Thursday, June 19, 2008

no, I'm not going to Switzerland

These are my final few days left in Oregon. On the 22 I will fly to Philadelphia for Staging, which is PC jargon for a 3-day orientation stateside. According to current volunteers I should be spending this time eating as much Thai and Mexican food as possible. Check.



Since I just graduated from college (3 days ago) I've been spending a lot of time answering the inevitable "what are you going to do now?" question. It's kind of nice to have a really cool answer. In fact, I've never gotten so much attention at parties as when I mention I'm going into the Peace Corps.
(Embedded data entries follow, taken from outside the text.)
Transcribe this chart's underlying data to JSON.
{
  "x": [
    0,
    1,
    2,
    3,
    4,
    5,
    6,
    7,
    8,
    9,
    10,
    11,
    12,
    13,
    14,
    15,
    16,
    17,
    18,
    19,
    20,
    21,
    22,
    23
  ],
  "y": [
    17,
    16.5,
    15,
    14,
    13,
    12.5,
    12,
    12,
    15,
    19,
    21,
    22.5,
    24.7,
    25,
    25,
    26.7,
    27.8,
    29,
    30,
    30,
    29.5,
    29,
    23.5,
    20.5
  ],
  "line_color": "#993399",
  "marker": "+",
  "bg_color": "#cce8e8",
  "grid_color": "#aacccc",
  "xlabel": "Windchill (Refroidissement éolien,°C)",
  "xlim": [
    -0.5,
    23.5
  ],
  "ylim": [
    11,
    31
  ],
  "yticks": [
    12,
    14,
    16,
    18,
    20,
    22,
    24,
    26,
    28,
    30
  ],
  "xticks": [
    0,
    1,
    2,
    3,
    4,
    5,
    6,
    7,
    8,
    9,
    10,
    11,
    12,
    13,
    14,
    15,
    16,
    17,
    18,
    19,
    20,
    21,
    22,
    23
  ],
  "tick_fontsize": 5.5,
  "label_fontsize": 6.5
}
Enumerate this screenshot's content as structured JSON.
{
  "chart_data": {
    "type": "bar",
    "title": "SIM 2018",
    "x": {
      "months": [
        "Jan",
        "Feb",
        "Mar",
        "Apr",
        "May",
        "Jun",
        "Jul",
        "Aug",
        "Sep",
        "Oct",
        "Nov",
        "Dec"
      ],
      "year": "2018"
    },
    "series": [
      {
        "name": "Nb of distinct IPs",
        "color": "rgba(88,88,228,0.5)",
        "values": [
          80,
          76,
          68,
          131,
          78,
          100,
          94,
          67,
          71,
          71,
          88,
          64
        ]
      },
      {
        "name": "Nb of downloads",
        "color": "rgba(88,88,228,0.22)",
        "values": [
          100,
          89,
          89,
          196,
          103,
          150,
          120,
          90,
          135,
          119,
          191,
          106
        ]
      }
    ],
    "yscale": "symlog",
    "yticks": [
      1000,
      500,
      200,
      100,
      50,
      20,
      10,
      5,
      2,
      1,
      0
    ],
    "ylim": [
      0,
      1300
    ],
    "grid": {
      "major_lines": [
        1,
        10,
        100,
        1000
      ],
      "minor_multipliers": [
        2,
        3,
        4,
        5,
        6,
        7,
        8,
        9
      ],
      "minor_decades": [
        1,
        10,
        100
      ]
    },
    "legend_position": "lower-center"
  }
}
Well, that pudding wrestling stunt got me a lot of notice too.



The first thing I've noticed is that not too many people know where Swaziland is off the top of their heads. Most people think I'm going to Switzerland (to guard the banks? chocolate?). Once I explain that it's in Africa, that ignites some new questions. So here goes,



Yes, I am excited. This might be the biggest adventure I have in my whole life, and I'm beyond thrilled to begin it. Yes, I am scared. I am going to a very foreign country without a single person I know, or have even met before. In fact, Swaziland is as far away from home as I can get without being in the middle of the Indian Ocean. Nearly half of all Swazis have HIV or AIDS and this amount of devastation terrifies me. I'm also quite worried that the other volunteers won't like me. And yes, it will be hard to leave for two years. The decision to just up and leave my family for that long feels callous, and I still haven't gotten used to it. I anticipate making a rather embarrassing scene at the airport on Sunday. Even though I know I can home early, I don't really think this is an option for me. I made a commitment to my country, Swaziland, and the United States Peace Corps. I believe in commitment, and if I am at all able, I will remain for the whole two years.

all right. . . back to the packing.

1 comment:

Katie said...

You are my favoritest ever! Swaziland doesn't know how lucky it is (and we weren't too bad at the airport).